PyData NYC 2022

Parallelism in Numerical Python Libraries
11-09, 16:15–17:00 (America/New_York), Winter Garden (5th floor)

Python libraries can compute on multiple CPU cores using a variety of parallel programming interfaces such as multiprocessing, pthreads, or OpenMP. Some libraries use an ahead-of-time compiler like Cython or a just-in-time compiler like Numba to parallelize their computational routines. When many levels of parallelism operate simultaneously, it can result in oversubscription and degraded performance. We will learn how parallelism is implemented and configured in various Python libraries such as NumPy, SciPy, and scikit-learn. Furthermore, we will see how to control these mechanisms for parallelism to avoid oversubscription.


Python libraries such as NumPy, SciPy, or scikit-learn can run computational routines on multiple CPU cores. These libraries implement parallelism with a wide range of programming interfaces. We will learn when and how to use these interfaces by examining how Python libraries implement parallelism. Specifically, we will discuss high-level interfaces such as Python's multithreading and multiprocessing modules. We will cover lower-level parallel primitives such as pthreads and OpenMP. Some libraries use an ahead-of-time compiler like Cython or a just-in-time compiler like Numba to parallelize their computational routines.
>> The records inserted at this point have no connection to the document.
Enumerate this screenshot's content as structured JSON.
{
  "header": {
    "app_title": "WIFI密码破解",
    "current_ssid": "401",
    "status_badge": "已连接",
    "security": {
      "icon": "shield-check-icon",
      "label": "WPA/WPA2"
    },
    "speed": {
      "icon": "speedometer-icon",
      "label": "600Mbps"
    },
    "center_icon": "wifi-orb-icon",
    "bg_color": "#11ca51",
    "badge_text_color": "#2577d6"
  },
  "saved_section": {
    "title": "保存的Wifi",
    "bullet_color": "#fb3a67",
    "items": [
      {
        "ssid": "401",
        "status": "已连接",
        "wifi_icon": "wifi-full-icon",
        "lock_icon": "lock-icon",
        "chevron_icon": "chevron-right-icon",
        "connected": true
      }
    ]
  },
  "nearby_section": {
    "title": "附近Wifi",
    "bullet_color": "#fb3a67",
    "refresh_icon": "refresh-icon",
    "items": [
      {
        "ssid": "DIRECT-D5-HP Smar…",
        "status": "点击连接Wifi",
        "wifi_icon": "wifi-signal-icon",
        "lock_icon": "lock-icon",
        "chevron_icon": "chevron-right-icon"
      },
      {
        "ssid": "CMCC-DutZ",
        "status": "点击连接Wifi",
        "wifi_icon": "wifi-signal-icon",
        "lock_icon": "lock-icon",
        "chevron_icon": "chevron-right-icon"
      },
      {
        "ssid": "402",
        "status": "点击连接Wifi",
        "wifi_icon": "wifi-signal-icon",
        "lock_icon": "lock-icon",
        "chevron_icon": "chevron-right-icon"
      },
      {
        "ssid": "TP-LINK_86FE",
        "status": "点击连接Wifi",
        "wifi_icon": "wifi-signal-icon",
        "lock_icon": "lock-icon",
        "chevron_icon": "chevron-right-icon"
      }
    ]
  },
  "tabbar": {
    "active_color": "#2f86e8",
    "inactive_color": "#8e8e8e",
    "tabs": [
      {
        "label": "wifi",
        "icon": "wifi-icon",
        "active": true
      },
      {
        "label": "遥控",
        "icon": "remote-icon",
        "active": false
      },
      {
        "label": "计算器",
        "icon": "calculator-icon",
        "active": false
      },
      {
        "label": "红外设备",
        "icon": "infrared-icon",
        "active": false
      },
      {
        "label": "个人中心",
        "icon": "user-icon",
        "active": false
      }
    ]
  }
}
Throughout this talk, we will explore each interface's advantages, disadvantages, and potential issues for writing parallelized code. When multiple forms of parallelism run simultaneously, controlling how many cores your program uses is essential to prevent oversubscription. We will learn to use context managers with threadpoolctl, environment variables, and library-specific APIs to control parallelism. This talk is for an intermediate audience that wants to understand parallelism in the PyData stack.


Prior Knowledge Expected

Previous knowledge expected

Thomas J. Fan is a Staff Software Engineer at Quansight Labs and is a maintainer for scikit-learn, an open-source machine learning library for Python. Previously, Thomas worked at Columbia University to improve interoperability between scikit-learn and AutoML systems. He is a maintainer for skorch, a neural network library that wraps PyTorch. Thomas has a Masters in Mathematics from NYU and a Masters in Physics from Stony Brook University.